At the first time, it worked well and had no problem, but it has changed since the new era because there are lots of corporations with government’s licenced that exploits the forest. They guarantee that they will do reforestation, in the term of Hutan Tanaman Industri (HTI), and with the forest licence, called HPH (Hak Pengusaha Hutan) they are permitted to cut down the trees. Unluckily, they do reforestation with the new seeds which are unsuitable for the land, such as mahoni, jati akasia,etc, so it is failed. Besides HTI, nowadays it appears a new system. This new system gives a licensee to expand the area for coconut tree in West and East Kalimantan. This expanding proves that the burning areas are increasing. Meanwhile, in the path of it, the indigenous people keep changing the area into the agricultural land. They do it at the dry season, and in the same time the corporation with HTI also do the same. Therefore, a huge smoke is produced, and reaches Malaysia and Singapore. Then, the government says that the main cause of it is the moving agricultural system because it has no licence to open the land.

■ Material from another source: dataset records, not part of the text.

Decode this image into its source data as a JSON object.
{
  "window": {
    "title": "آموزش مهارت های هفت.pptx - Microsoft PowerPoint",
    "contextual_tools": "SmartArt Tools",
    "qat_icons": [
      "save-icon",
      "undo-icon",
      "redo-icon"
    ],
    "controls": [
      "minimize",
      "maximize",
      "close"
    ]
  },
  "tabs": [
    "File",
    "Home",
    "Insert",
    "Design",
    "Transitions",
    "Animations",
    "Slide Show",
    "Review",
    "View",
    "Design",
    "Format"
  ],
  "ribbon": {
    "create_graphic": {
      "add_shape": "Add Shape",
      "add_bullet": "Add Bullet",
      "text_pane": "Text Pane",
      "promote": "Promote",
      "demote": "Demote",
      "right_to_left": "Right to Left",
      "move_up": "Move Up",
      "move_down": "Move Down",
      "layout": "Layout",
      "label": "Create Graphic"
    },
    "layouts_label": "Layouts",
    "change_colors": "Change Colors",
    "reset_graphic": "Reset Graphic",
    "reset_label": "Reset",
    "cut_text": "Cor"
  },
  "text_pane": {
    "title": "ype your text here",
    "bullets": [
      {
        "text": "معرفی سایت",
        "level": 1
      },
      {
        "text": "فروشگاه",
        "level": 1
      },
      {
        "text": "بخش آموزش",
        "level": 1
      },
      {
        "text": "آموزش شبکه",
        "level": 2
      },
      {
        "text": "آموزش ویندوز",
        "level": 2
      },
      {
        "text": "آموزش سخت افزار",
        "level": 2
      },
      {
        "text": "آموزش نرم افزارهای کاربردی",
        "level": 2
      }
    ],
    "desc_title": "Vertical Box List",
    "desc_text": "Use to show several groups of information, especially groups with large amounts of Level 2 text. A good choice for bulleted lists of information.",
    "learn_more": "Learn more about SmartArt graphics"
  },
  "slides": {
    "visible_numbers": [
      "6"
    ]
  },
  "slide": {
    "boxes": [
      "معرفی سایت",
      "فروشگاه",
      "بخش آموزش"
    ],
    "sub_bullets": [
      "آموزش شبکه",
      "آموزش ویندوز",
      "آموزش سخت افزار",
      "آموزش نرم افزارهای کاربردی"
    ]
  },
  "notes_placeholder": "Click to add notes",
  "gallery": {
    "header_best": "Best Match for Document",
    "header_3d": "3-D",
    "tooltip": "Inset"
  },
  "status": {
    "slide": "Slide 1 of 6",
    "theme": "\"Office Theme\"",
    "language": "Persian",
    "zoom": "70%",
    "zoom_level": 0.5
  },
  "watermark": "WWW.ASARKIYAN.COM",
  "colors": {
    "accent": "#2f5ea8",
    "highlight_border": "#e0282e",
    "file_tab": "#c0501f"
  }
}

At the beginning of this writing said that the Dayak tribe has done the moving agricultural system since a long time ago. They burn the forest, but they do it carefully. It is a compulsory that they have to choose the good day for doing it. The area that wants to be burned has to be isolated by cleaning the area. They also believe some people can border the fire, so it won’t spread everywhere. In the burning process, the people works together keeping the process so that it works well. It takes time around 1-2 hours, depends on the wide of the area. After the burning process, there is no smoke at all. So, the question is; where does the smoke come from?

It is a result from the HPH corporation and coconut industry. They say they clean the forest, take the lumber, burn it, then plant new trees, but in fact they plant trees which are unsuitable for Kalimantan’s land. Beside that, if the expanding is done in Gambut area, the fire will be bigger and longer because the structure of Gambut area will burn the soil too. Because of that, the Dayak people do not want to be blamed. They burn the area just for 1-2 hours carefully, and it is less than 2 Hectare. Therefore, they hope both the central government and local government that have blamed them, take that accusation back and return their right to maintain the land.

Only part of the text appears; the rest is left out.